Wir leben nicht in der Antike und haben die bequeme Möglichkeit im Fachhandel Eisendraht der verschiedensten Stärken mit Längen, von denen die Römer nur träumen konnten, zu beziehen. Am nächsten an das römische Original kommt gewöhnlicher Eisendraht. Bei den von mir bevorzugten Ringgrößen mit Innendurchmesser von 4 mm ist eine Drahtstärke von 1 mm Durchmesser für die Stabilität ausreichend und gewährt einen hohen Tragekomfort. Die Hemden bestehen aus ca 75 000 Ringen und wiegen ca 7,5 kg.
Die Ringe werden alle selbst hergestellt. Wie bereits vor 2000 Jahren dient dazu ein Metallstab, um den der Draht gewickelt wird.


Die so entstandenen Würmchen (Begriff aus dem MA) werden dann der Länge nach aufgeschnitten und die offenen Ringe sind fertig, sie müssen nur noch zu einem Kettenhemd zusammengesetzt und zu gebogen werden.


Am besten eignet sich ein Paar leicht modifizierte Flachzangen. In die beiden Greifbacken jeder Zange werden je zwei Rillenpaare eingeschliffen, je ein Paar Längsrillen, die verhindern, dass die Ringe beim Zusammendrücken rausspringen, und je ein Paar Querrillen in Form/Größe der zu bearbeitenden Ringe, die für einen sicherne Griff der Ringe sorgen.


Es gibt verschiedene Methoden die Ringe aneinander zufügen, jeden Ring einzeln oder einen geschlossenen mittels eines offenen Ringe ans Gewebe ansetzen. Auch ist es egal, ob man in Längs- oder Querrichtung arbeitet, da findet jeder nach einiger Zeit seine Lieblingsrichtung.

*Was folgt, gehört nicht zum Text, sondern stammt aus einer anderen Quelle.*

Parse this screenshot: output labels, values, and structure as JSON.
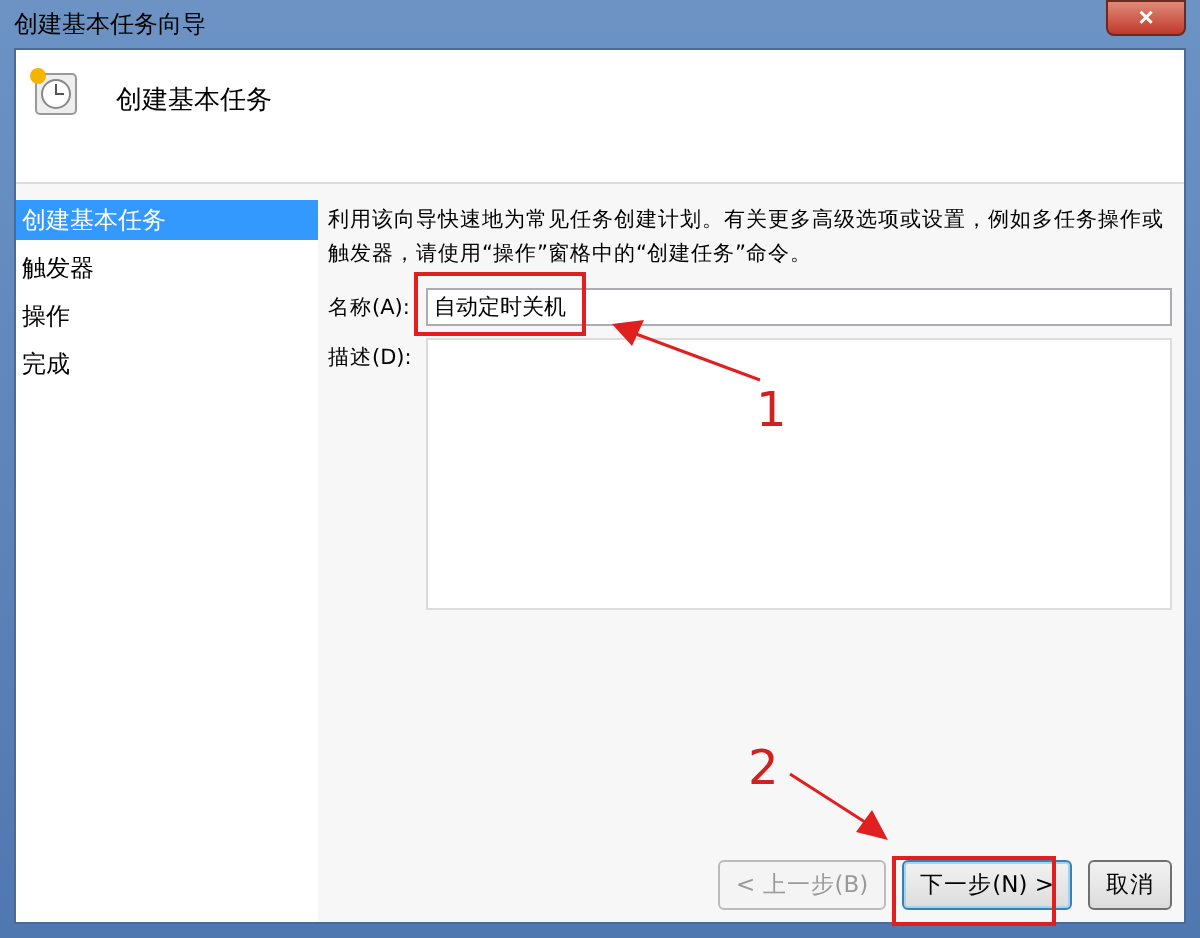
{
  "window": {
    "title": "创建基本任务向导",
    "close_label": "×"
  },
  "header": {
    "title": "创建基本任务"
  },
  "sidebar": {
    "items": [
      {
        "label": "创建基本任务",
        "selected": true
      },
      {
        "label": "触发器",
        "selected": false
      },
      {
        "label": "操作",
        "selected": false
      },
      {
        "label": "完成",
        "selected": false
      }
    ]
  },
  "intro": "利用该向导快速地为常见任务创建计划。有关更多高级选项或设置，例如多任务操作或触发器，请使用“操作”窗格中的“创建任务”命令。",
  "fields": [
    {
      "kind": "input",
      "label": "名称(A):",
      "value": "自动定时关机"
    },
    {
      "kind": "textarea",
      "label": "描述(D):"
    }
  ],
  "buttons": [
    {
      "label": "< 上一步(B)",
      "disabled": true,
      "default": false
    },
    {
      "label": "下一步(N) >",
      "disabled": false,
      "default": true
    },
    {
      "label": "取消",
      "disabled": false,
      "default": false
    }
  ],
  "annotations": [
    {
      "number": "1"
    },
    {
      "number": "2"
    }
  ]
}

Bisher sind alle Ringe nur stumpf zusammengebogen und nicht genietet, auch die flachen Ringe (Abb.3) sind nicht gestanzt, sondern flachgehämmerte Ringe.
Natürlich wäre kein römischer Soldat mit solchen Hemden in die Schlacht gezogen, und genauso wenig ziehen wir in Schlachten, dafür sind unsere Waffen zu authentisch und das Verletzungsrisiko zu groß.
Auch die Frage, ob Kettenhemden bei Feuerwaffen helfen, sei hier kurz angeschnitten. Sie helfen - aber nur dem, der die Waffe abfeuert! Durch die hohe Auftreffgeschwindigkeit der Geschosse hat das Kettenhemd keine Zeit sich zu verformen und so Energie aufzunehmen, vielmehr brechen die Ringe im Bereich der Einschußstelle und werden mit in die Wunde gerissen. Da ist es günstiger das Kettenhemd vorher auszuziehen.